During due diligence, a buyer combs through a seller’s loan portfolio to determine the fair market value of credits. This can sometimes create sticking points in negotiations, especially when buyers and sellers disagree over the underlying credit quality, which in turn can scuttle a deal, experts said.
One solution is to have a target sell certain assets prior to closing, an approach that could gain more traction in future deals. In the case of the Brand deal, the sale's roughly $453 million price tag will be lowered if the credits are sold at a discount.
In the aftermath of the financial crisis, some buyers were willing to take on problem loans, especially if they had a special assets department already in place, said Matt Olney, an analyst at Stephens. Given that credit quality is stronger now, more buyers may be unwilling to take on problem loans.
“This is also probably a win for Brand because they want to recognize the full value of those loans so they will do it themselves,” Olney said.
Brand's credit quality has lagged that of similar sized institutions, which noncurrent loans equal to 2.63% of total loans at Dec. 31. That ratio averaged 0.76% for all banks with $1 billion to $5 billion of assets, according to data from the Federal Deposit Insurance Corp.
Brand's classified portfolio that is being sold mostly consists of commercial real estate loans; the bank has been able to collect payments on them.
Bartow Morgan Jr., Brand's CEO, volunteered to take on the credits pre-closing, Robin McGraw, Renasant's chairman and CEO, said. Morgan, for his part, said he preferred tackling the loans rather than haggling over the portfolio's value as part of the overall price of the deal.
“The easiest thing is for you to take care of the loan,” Morgan said.
While the deal had a unique structure, Robin McGraw, Renasant's chairman and CEO, seemed open to applying similar thinking to future acquisitions. Brand is set to become the seventh whole bank deal for Renasant since mid-2010.
Bartow "was willing to step up and say, ‘This is not your problem, it is ours. We will sell them and any losses will be on our books,’ ” McGraw said. “We thought it was a great thing to do. It’s very attractive.”

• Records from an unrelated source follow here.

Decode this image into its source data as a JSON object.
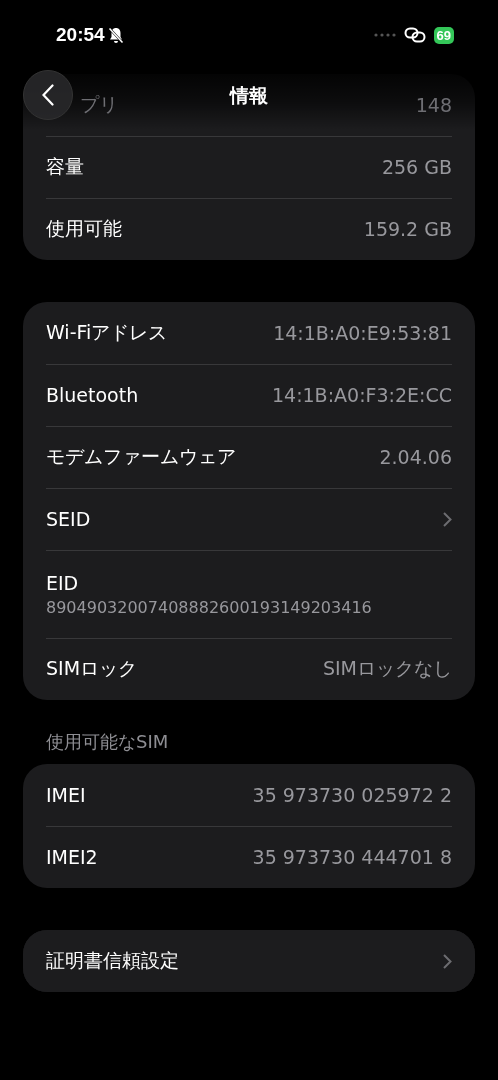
{
  "status_bar": {
    "time": "20:54",
    "battery": "69"
  },
  "header": {
    "title": "情報"
  },
  "groups": [
    {
      "rows": [
        {
          "kind": "faded",
          "label": "プリ",
          "value": "148"
        },
        {
          "kind": "value",
          "label": "容量",
          "value": "256 GB"
        },
        {
          "kind": "value",
          "label": "使用可能",
          "value": "159.2 GB"
        }
      ]
    },
    {
      "rows": [
        {
          "kind": "value",
          "label": "Wi-Fiアドレス",
          "value": "14:1B:A0:E9:53:81"
        },
        {
          "kind": "value",
          "label": "Bluetooth",
          "value": "14:1B:A0:F3:2E:CC"
        },
        {
          "kind": "value",
          "label": "モデムファームウェア",
          "value": "2.04.06"
        },
        {
          "kind": "link",
          "label": "SEID"
        },
        {
          "kind": "stacked",
          "label": "EID",
          "value": "89049032007408882600193149203416"
        },
        {
          "kind": "value",
          "label": "SIMロック",
          "value": "SIMロックなし"
        }
      ]
    },
    {
      "heading": "使用可能なSIM",
      "rows": [
        {
          "kind": "value",
          "label": "IMEI",
          "value": "35 973730 025972 2"
        },
        {
          "kind": "value",
          "label": "IMEI2",
          "value": "35 973730 444701 8"
        }
      ]
    },
    {
      "rows": [
        {
          "kind": "link",
          "label": "証明書信頼設定"
        }
      ]
    }
  ]
}
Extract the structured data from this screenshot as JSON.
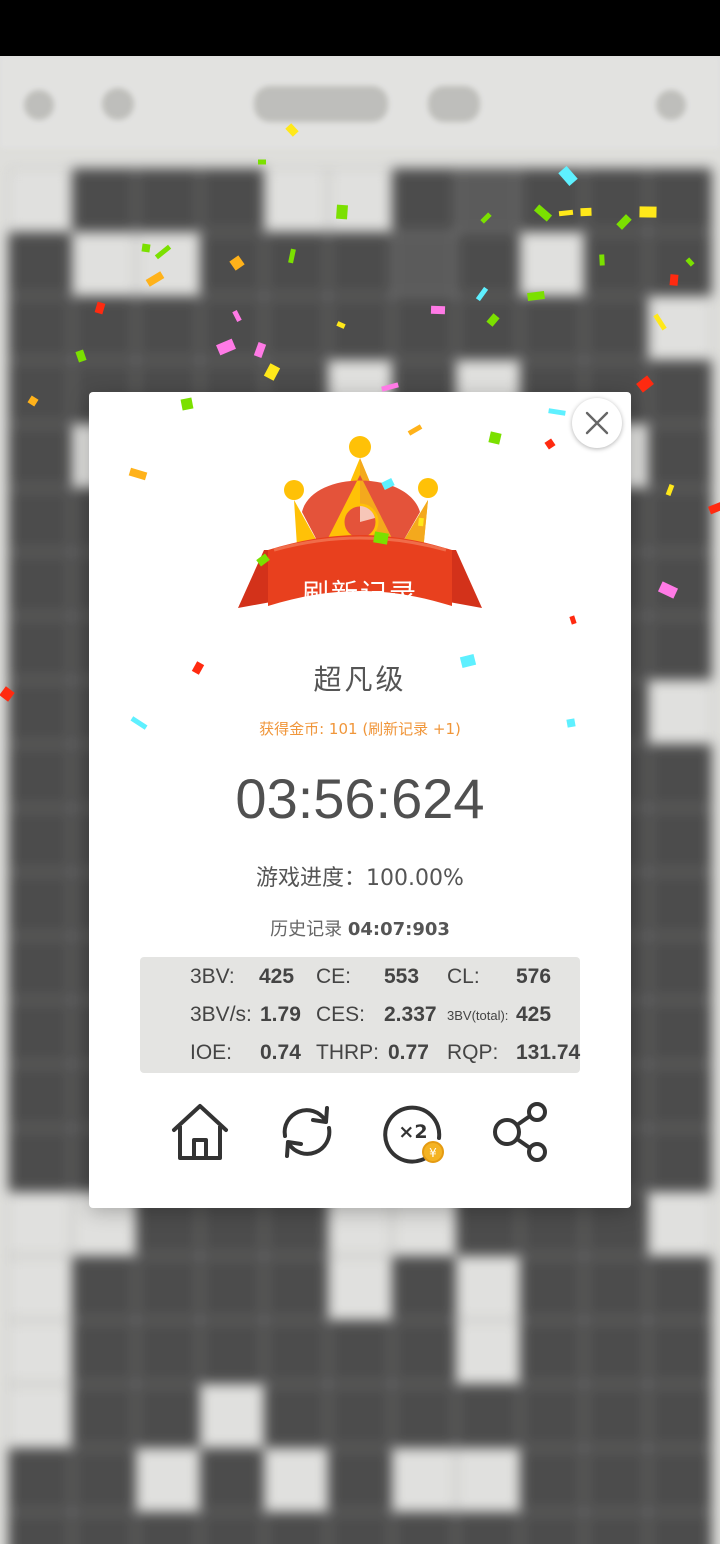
{
  "dialog": {
    "banner_label": "刷新记录",
    "level": "超凡级",
    "coins_text": "获得金币: 101 (刷新记录 +1)",
    "time": "03:56:624",
    "progress_text": "游戏进度：100.00%",
    "history_label": "历史记录",
    "history_value": "04:07:903"
  },
  "stats": {
    "bbbv_label": "3BV:",
    "bbbv_value": "425",
    "ce_label": "CE:",
    "ce_value": "553",
    "cl_label": "CL:",
    "cl_value": "576",
    "bbbvs_label": "3BV/s:",
    "bbbvs_value": "1.79",
    "ces_label": "CES:",
    "ces_value": "2.337",
    "bbbv_total_label": "3BV(total):",
    "bbbv_total_value": "425",
    "ioe_label": "IOE:",
    "ioe_value": "0.74",
    "thrp_label": "THRP:",
    "thrp_value": "0.77",
    "rqp_label": "RQP:",
    "rqp_value": "131.74"
  },
  "actions": {
    "home_icon": "home-icon",
    "restart_icon": "restart-icon",
    "double_coins_icon": "double-coins-icon",
    "double_badge_label": "×2",
    "coin_symbol": "¥",
    "share_icon": "share-icon"
  },
  "colors": {
    "banner_red": "#e8401e",
    "crown_gold": "#ffc107",
    "crown_red": "#e4533a",
    "coins_orange": "#f0963a",
    "text_gray": "#505050",
    "board_dark": "#4b4b4b",
    "board_open": "#f4f4f2"
  }
}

Brand will also divest its mortgage unit prior to closing, though the company was already looking to shed the business, Morgan said. The business is structured as a joint venture with the mortgage unit's management team. Morgan, a fifth generation leader who at one time was Brand's only shareholder, decided to dissolve the venture to boost overall franchise value.
Renasant-Brand is the third-largest bank deal announced this year by deal value. Another deal in the top five — Ameris Bancorp's agreement to buy Hamilton State Bancshares — also involves the Atlanta area.

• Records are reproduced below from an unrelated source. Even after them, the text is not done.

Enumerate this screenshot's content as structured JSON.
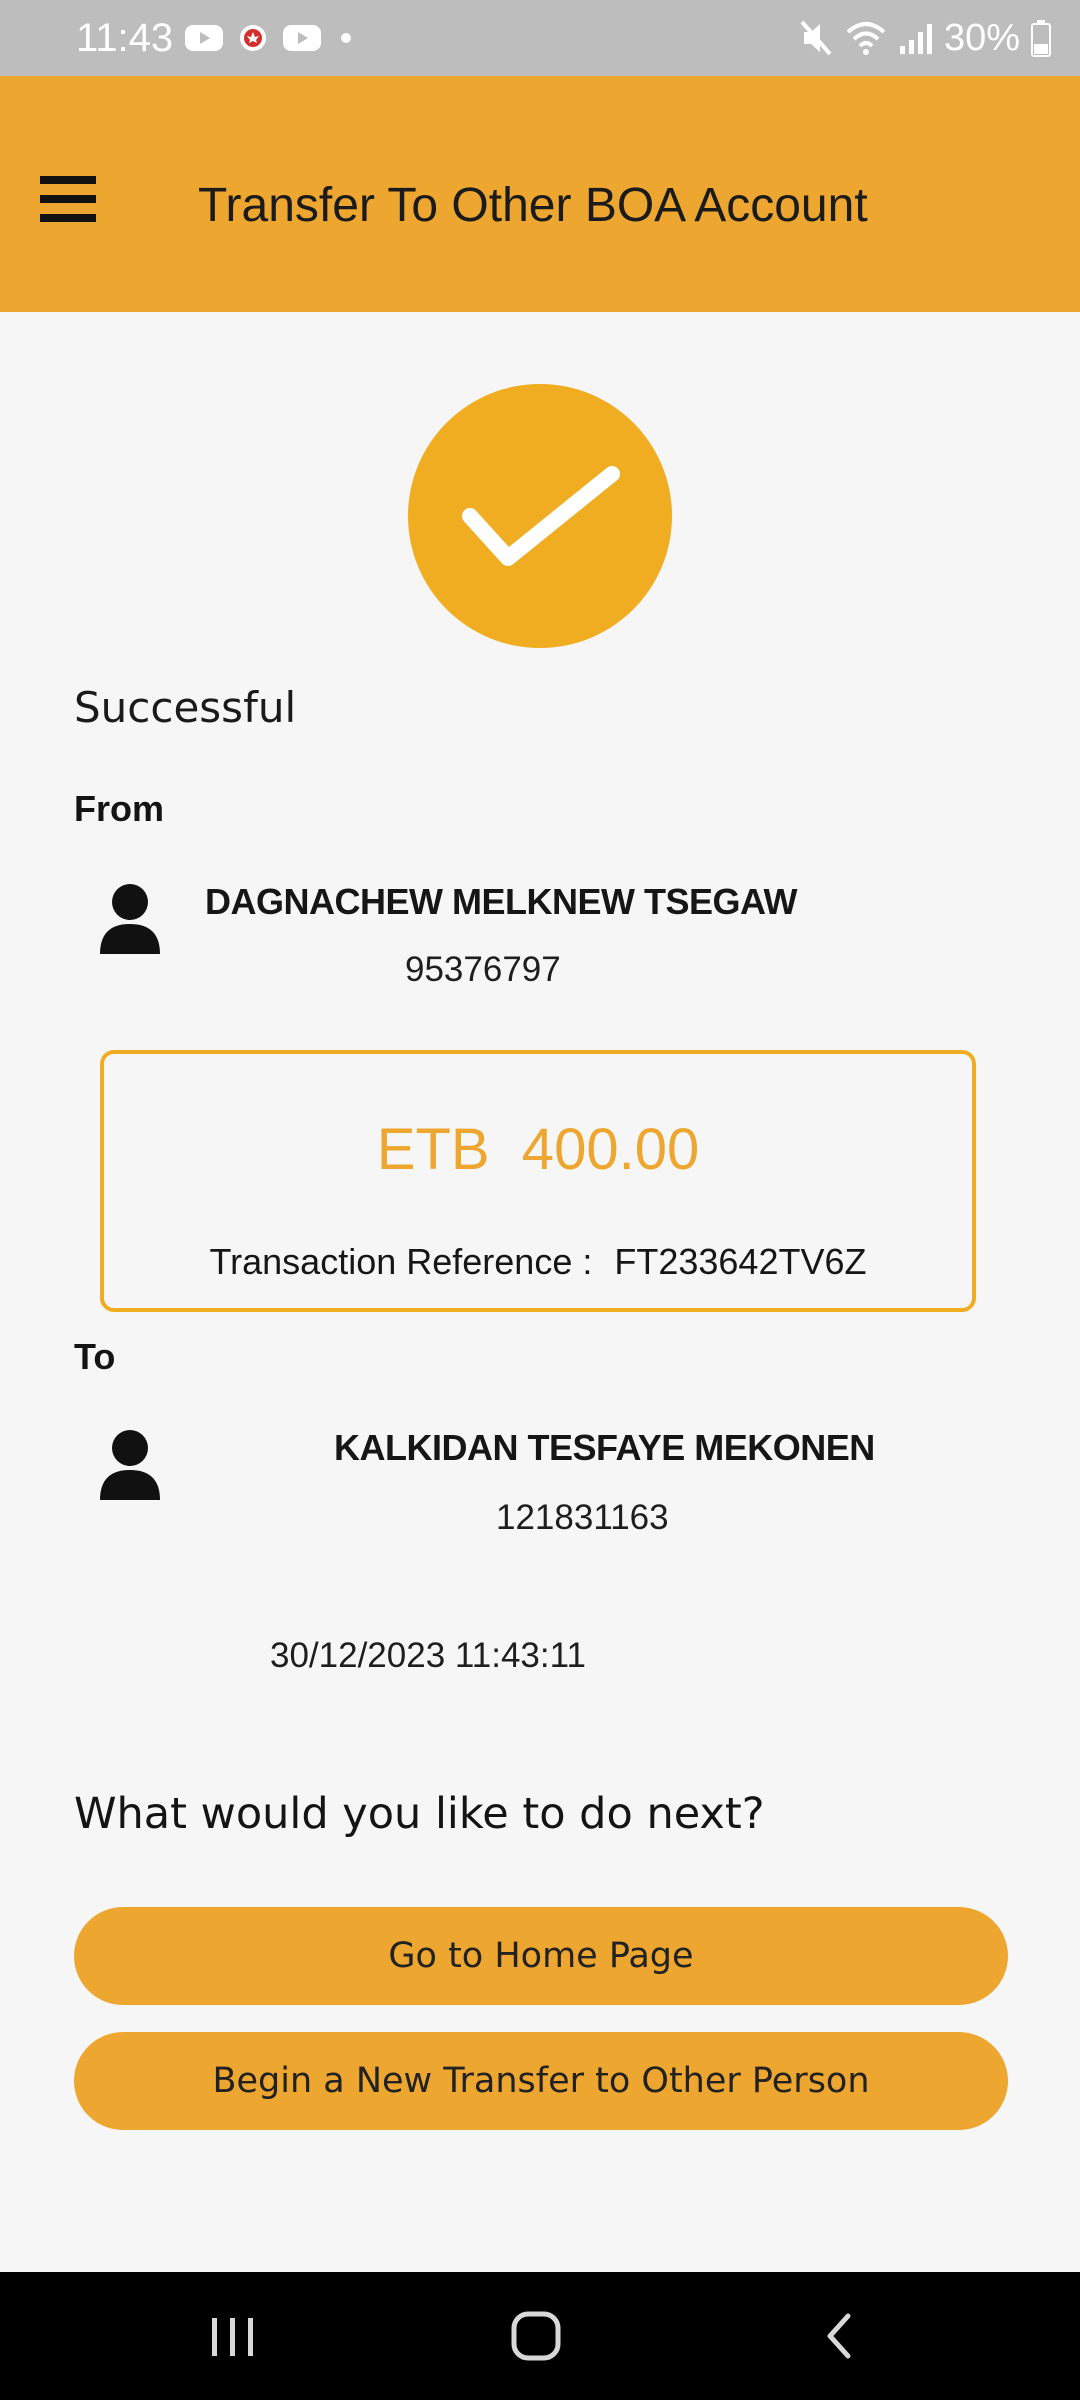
{
  "status_bar": {
    "time": "11:43",
    "battery_percent": "30%",
    "icons_left": [
      "youtube-icon",
      "canada-flag-icon",
      "youtube-icon",
      "dot-icon"
    ],
    "icons_right": [
      "mute-icon",
      "wifi-icon",
      "signal-icon",
      "battery-icon"
    ]
  },
  "app_bar": {
    "title": "Transfer To Other BOA Account",
    "menu_icon": "hamburger-menu-icon",
    "background_color": "#eda630"
  },
  "result": {
    "status_icon": "checkmark-icon",
    "heading": "Successful"
  },
  "from": {
    "label": "From",
    "icon": "person-icon",
    "name": "DAGNACHEW MELKNEW TSEGAW",
    "account_number": "95376797"
  },
  "amount_card": {
    "amount": "ETB  400.00",
    "reference_label": "Transaction Reference :",
    "reference_value": "FT233642TV6Z",
    "accent_color": "#f0ad22"
  },
  "to": {
    "label": "To",
    "icon": "person-icon",
    "name": "KALKIDAN TESFAYE MEKONEN",
    "account_number": "121831163"
  },
  "timestamp": "30/12/2023 11:43:11",
  "next_steps": {
    "heading": "What would you like to do next?",
    "home_button": "Go to Home Page",
    "new_transfer_button": "Begin a New Transfer to Other Person"
  },
  "nav_bar": {
    "icons": [
      "recent-apps-icon",
      "home-icon",
      "back-icon"
    ]
  }
}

Renasant was attracted to Brand’s footprint — all 13 of its branches are in the Atlanta metro area — because it helps build scale in a desirable market. Gwinnett County, which is northeast of Atlanta and where Brand largely operates, is the second-most populous and fourth-fastest- growing county in the Atlanta area, Renasant said in its presentation materials for the merger.
While Renasant could consider more acquisitions, it probably will not announce another one until later this year, Rodis said. Though Renasant may look to enter the Carolinas, another transaction would likely be an in-market deal within the five states where it already does business.
McGraw said during a conference call Thursday that he would remain an opportunistic acquirer.
“I think Renasant has done a good job over the years of executing on acquisitions,” Rodis said. “I think they have learned some things from past acquisitions.”